Group By and Aggregates in .NET DataTable

Often there is a need to perform group by operations on in-memory .NET data tables. You can’t run a standard SQL statement and LINQ is not available prior version 3.0 of .NET. To compensate for this shortcoming I put together a small function that works in .NET 2.0. As input parameters it accepts source DataTable, column name to group by and a column name to perform aggregate operation on.

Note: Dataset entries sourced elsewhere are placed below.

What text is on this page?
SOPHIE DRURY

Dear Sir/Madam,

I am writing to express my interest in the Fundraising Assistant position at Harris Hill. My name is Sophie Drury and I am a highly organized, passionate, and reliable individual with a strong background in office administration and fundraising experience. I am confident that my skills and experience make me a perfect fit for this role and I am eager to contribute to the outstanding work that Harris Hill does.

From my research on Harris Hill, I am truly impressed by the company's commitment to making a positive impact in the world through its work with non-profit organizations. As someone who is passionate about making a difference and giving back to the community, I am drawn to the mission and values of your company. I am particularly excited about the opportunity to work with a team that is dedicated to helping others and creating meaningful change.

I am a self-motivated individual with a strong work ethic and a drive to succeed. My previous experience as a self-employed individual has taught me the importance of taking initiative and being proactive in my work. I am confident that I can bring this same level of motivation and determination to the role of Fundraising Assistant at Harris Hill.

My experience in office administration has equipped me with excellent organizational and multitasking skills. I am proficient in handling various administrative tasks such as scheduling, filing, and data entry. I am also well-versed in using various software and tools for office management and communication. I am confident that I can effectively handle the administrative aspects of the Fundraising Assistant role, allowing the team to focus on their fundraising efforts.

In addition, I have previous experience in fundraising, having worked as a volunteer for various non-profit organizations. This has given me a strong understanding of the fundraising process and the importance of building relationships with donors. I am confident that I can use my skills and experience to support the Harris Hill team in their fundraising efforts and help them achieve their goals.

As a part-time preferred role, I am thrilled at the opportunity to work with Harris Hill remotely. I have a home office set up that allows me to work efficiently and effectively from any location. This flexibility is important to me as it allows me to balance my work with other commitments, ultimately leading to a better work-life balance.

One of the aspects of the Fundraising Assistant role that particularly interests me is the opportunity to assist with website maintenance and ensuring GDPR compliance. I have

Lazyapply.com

It returns a grouped data as data table:

Function GroupBy(ByVal i_sGroupByColumn As String, ByVal i_sAggregateColumn As String, ByVal i_dSourceTable As DataTable) As DataTable


        Dim dv As New DataView(i_dSourceTable)

        'getting distinct values for group column
        Dim dtGroup As DataTable = dv.ToTable(True, New String() {i_sGroupByColumn}) 

        'adding column for the row count
        dtGroup.Columns.Add("Count", GetType(Integer)) 

        'looping thru distinct values for the group, counting
        For Each dr As DataRow In dtGroup.Rows
            dr("Count") = i_dSourceTable.Compute("Count(" & i_sAggregateColumn & ")", i_sGroupByColumn & " = '" & dr(i_sGroupByColumn) & "'")
        Next        

        'returning grouped/counted result
        Return dtGroup
End Function

The function first gets distinct values for group-by column, by creating a data view from source data table and using DataView’s “ToTable” method. It then loops thru these distinct values performing aggregate function on the source table using DataTable’s “Compute” method – Count in this case, but it can easily be replaced with other aggregates.